Finra has withdrawn its controversial proposal that would have required brokers to tell clients about recruitment incentives. The move took industry watchers by surprise; some expect the regulator to float a new proposal.

Finra has withdrawn a controversial proposal that would have required brokers to tell clients about recruitment incentives they receive in excess of $100,000.
The Financial Industry Regulatory Authority Inc. filed a notice late Friday with the Securities and Exchange Commission that it was pulling Rule 2243, which would have forced advisers to disclose signing bonuses when they changed firms and to tell clients about any fees they would incur as a result of the move.
Brokers would have had to make the disclosure orally at their first point of contact and then provide written notice within 10 days.
(More: Read the latest on Finra’s operating loss from its annual report.)
Finra plans to file another version of the proposal later this year, according to a statement provided by Finra spokesman George Smaragdis.
“Finra continues to believe that recruitment disclosures remain an important investor protection issue and plans to develop a revised proposal and file it with the commission later in the year,” he wrote in an emailed statement.
Mr.
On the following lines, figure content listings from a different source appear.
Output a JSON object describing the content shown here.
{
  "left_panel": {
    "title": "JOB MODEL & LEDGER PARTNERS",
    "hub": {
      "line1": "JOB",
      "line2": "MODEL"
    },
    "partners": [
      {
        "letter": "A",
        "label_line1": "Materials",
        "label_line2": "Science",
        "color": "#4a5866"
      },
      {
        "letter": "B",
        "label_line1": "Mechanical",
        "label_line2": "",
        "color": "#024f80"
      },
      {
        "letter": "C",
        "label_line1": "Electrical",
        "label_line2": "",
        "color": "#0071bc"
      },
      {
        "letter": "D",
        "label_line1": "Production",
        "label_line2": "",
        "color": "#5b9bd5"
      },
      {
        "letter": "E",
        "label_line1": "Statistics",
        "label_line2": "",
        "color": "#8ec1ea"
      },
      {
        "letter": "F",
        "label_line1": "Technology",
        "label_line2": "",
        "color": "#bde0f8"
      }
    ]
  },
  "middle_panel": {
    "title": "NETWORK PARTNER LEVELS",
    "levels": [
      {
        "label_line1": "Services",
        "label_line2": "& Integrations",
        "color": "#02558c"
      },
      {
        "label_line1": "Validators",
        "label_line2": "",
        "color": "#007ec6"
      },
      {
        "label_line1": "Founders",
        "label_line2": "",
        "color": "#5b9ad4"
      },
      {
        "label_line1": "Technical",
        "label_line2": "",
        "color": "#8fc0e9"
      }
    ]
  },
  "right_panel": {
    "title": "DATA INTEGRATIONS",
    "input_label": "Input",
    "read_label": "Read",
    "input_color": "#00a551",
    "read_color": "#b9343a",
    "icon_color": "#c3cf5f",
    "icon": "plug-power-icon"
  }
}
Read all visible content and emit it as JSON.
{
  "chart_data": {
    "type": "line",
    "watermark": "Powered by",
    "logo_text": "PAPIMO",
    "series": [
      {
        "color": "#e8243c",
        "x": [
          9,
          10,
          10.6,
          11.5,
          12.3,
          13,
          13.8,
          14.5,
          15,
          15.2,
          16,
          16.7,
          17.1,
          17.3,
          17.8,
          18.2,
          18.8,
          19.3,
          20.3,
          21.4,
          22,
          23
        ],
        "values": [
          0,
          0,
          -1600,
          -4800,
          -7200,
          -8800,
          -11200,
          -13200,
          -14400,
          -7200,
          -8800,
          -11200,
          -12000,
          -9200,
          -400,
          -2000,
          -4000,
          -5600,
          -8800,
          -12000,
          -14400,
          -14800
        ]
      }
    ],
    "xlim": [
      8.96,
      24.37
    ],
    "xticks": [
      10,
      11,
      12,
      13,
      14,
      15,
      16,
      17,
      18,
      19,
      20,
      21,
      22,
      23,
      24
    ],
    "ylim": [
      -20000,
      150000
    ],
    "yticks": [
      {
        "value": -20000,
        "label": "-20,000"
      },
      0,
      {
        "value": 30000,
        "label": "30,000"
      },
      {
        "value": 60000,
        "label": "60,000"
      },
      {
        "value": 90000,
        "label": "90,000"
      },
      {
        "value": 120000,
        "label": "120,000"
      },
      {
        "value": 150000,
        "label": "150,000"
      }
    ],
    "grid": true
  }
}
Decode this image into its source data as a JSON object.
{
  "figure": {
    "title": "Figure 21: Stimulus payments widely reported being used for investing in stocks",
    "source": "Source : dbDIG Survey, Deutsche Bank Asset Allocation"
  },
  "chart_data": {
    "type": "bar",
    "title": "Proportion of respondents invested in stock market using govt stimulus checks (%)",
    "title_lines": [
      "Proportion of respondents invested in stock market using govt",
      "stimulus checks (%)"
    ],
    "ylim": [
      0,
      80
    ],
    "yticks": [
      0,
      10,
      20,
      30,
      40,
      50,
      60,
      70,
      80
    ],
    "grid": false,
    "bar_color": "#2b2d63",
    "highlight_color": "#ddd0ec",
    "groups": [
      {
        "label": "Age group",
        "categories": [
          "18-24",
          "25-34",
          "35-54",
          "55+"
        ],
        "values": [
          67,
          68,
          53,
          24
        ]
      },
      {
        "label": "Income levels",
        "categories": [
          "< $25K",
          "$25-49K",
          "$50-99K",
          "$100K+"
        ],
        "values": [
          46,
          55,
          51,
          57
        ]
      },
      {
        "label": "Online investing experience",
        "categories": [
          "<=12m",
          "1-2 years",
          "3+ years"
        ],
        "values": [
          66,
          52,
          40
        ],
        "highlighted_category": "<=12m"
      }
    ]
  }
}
Smaragdis said that the regulator needed more time to address the feedback it had received. The proposal drew 184 comment letters since the agency originally sent the 350-page proposal to the SEC for approval in March, he said.
The withdrawal came as a surprise to industry observers. Many expected that because it had made it to the SEC, a rule was imminent.
Some firms had even been encouraging their managers to use the threat of the rule to push people to make a move this summer.
‘BIT OF A SURPRISE’
“This comes as a bit of a surprise for sure,” said Michael Roche, an attorney representing brokerage firms with Schuyler Roche & Crisham. “I just thought some sort of rule was ultimately going to be promulgated, even if not necessarily in the proposed language. Now it’s back to the drawing board.”
Finra’s statement implied that any new version would maintain the tenets of the original proposal.
“Finra continues to believe that former customers would benefit from knowing: that financial incentives may have motivated their representative to change firms; the costs associated with transferring assets to a new firm; and whether moving their assets to the recruiting firm will impact their holdings,” Mr. Smaragdis said.
Some speculated that Finra was withdrawing the motion because of the concerns raised in public comment letters filed with the SEC. Even those who said they supported the plan in theory raised specific concerns with how it would be implemented.
In comment letters, brokerages said they were concerned with whether customers would misunderstand the disclosures or be disinclined to follow their broker to the new firm. They were also concerned with how to enforce the rule or whether telling clients how much they were paid to move could violate non-solicitation agreements with the prior firm.
“There were a good number of comments received and there was a lot of input,” said Joe Dougherty, an attorney with Buchanan Ingersoll & Rooney who represents brokerages in employment disputes. “My sense is that all those comments needed to be digested, and perhaps the rule will get refined and reissued.”
The Financial Services Institute, a trade group of independent broker-dealers and advisers, supported the withdrawal, saying it would give Finra time to do a more thorough cost-benefit analysis.
“I think it’s a good thing that it was withdrawn,” said Robin Traxler, vice president of regulatory affairs at FSI, in an interview. “In addition to the cost-benefit analysis discussion, we also said in our comment letter that the rule could use more clarity.”
(Related: Fire heats up under Finra’s Brokercheck link proposal)
Finra has pulled and retooled proposals in other instances. A proposal that would allow arbitrators to make mid-case referrals, for example, has been withdrawn from the SEC more than once since 2010 and is now sitting before the SEC once again.
Industry recruiter Mindy Diamond of Diamond Consultants said that the proposal would likely have been a “non-issue” as advisers would have been able to find ways of disclosing the information to clients without disrupting their transition.
“I don’t think you’re going to hear cheering in the streets,” she said. “I’d like to think that [Finra] realized that just because an adviser is paid a significant sum of money to move firms does not translate into the fact that he is a bad adviser.”